CRIPPLEGATE, City of London – St Giles. 

Restoration of tower 1913; Screen 1915

The Building News and Engineering Journal of 1 August 1913 carried the following short report:

Mr. G. H. Fellowes Prynne, F.R.I.B.A., has made a careful examination of the tower of St. Giles, Cripplegate, and has advised the vicar and churchwardens to have the stonework overhauled.  The stone in the Mediæval (lower) part of the tower is chiefly Kentish rag, which is apt to crumble and flake off after long exposure to weather.  A few years ago wire netting was affixed to a portion of the tower facing south, to hold in the stone flakes, but that has proved only a temporary remedy.  The work will be put in hand at an early date, and will consist of the substitution of new masonry for old.  All the stone with sound facings will be retained, and the architectural character of the structure will in no way be altered.

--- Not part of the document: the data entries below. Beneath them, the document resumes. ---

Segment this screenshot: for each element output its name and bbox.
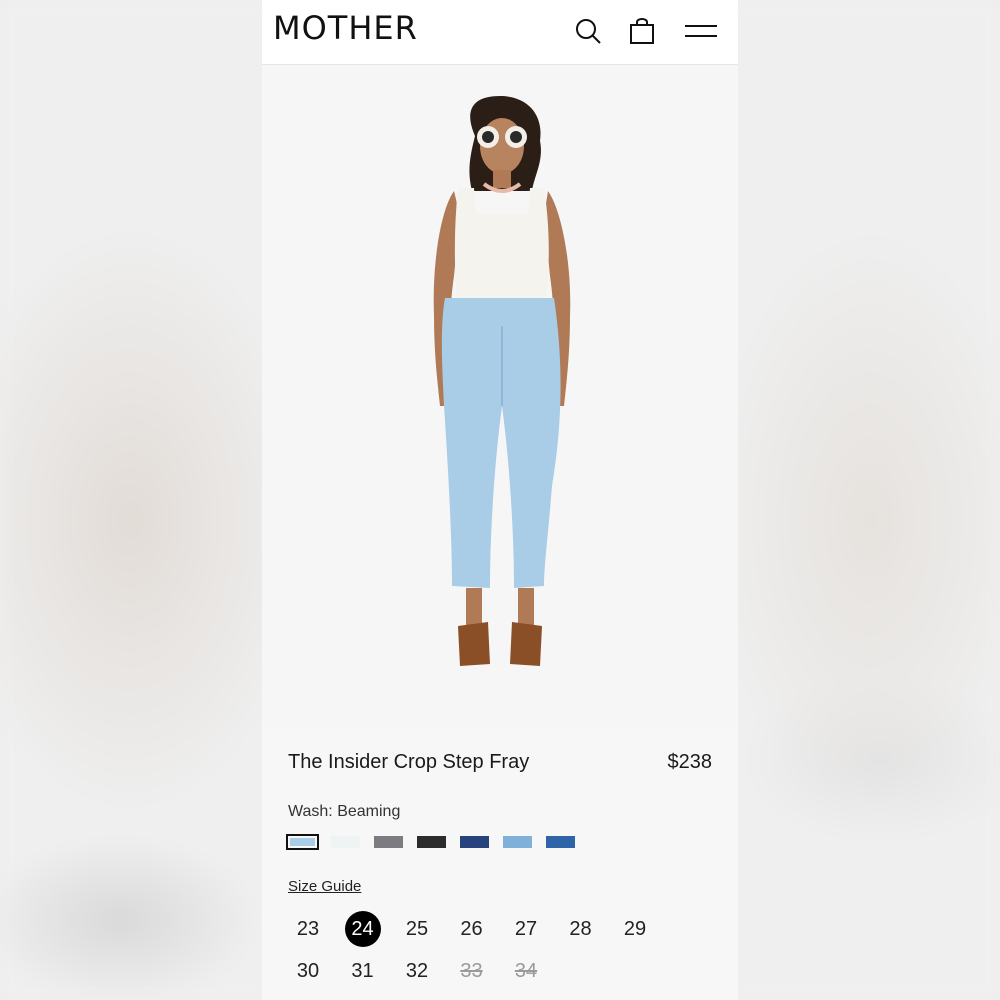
size-option[interactable]: 27	[508, 911, 544, 947]
size-option[interactable]: 28	[563, 911, 599, 947]
wash-swatch[interactable]	[458, 834, 491, 850]
bag-icon[interactable]	[627, 16, 657, 46]
size-option: 34	[514, 959, 538, 982]
wash-label: Wash: Beaming	[288, 803, 401, 820]
swatch-color	[460, 836, 489, 848]
swatch-color	[503, 836, 532, 848]
swatch-color	[417, 836, 446, 848]
wash-swatch[interactable]	[329, 834, 362, 850]
wash-swatch[interactable]	[372, 834, 405, 850]
size-option[interactable]: 31	[345, 953, 381, 989]
wash-swatch[interactable]	[501, 834, 534, 850]
swatch-color	[374, 836, 403, 848]
size-selector: 23 24 25 26 27 28 29 30 31 32 33 34	[290, 911, 710, 989]
size-option[interactable]: 30	[290, 953, 326, 989]
mobile-page: MOTHER The Insider Crop Step Fray $238 W…	[262, 0, 738, 1000]
size-option[interactable]: 32	[399, 953, 435, 989]
size-option[interactable]: 23	[290, 911, 326, 947]
menu-icon[interactable]	[683, 16, 719, 46]
size-option[interactable]: 29	[617, 911, 653, 947]
wash-swatch[interactable]	[286, 834, 319, 850]
size-option[interactable]: 26	[454, 911, 490, 947]
wash-swatch[interactable]	[415, 834, 448, 850]
size-option: 33	[460, 959, 483, 982]
wash-swatch[interactable]	[544, 834, 577, 850]
product-title: The Insider Crop Step Fray	[288, 751, 530, 773]
site-header: MOTHER	[262, 0, 738, 65]
swatch-color	[546, 836, 575, 848]
brand-logo[interactable]: MOTHER	[273, 9, 418, 47]
search-icon[interactable]	[573, 16, 603, 46]
size-guide-link[interactable]: Size Guide	[288, 878, 361, 895]
swatch-color	[331, 836, 360, 848]
product-image[interactable]	[262, 66, 738, 726]
size-option[interactable]: 25	[399, 911, 435, 947]
product-price: $238	[667, 751, 713, 773]
size-option[interactable]: 24	[344, 911, 381, 947]
swatch-color	[290, 838, 315, 846]
model-figure	[433, 96, 571, 666]
wash-swatches	[286, 834, 577, 850]
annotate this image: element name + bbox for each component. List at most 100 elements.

The same journal reported, on 19 February 1915, that

Canon Newbolt will visit the historic church of St. Giles, Cripplegate, E. C., on Thursday in next week, to dedicate the screen erected as a memorial to the late Prebendary Barff.  It will replace a stone screen erected some sixty years ago at the entrance to the west tower.  The screen has been designed by Mr. G. H. Fellowes Prynne, F. R. I. B. A.

The church was badly bombed during the Blitz.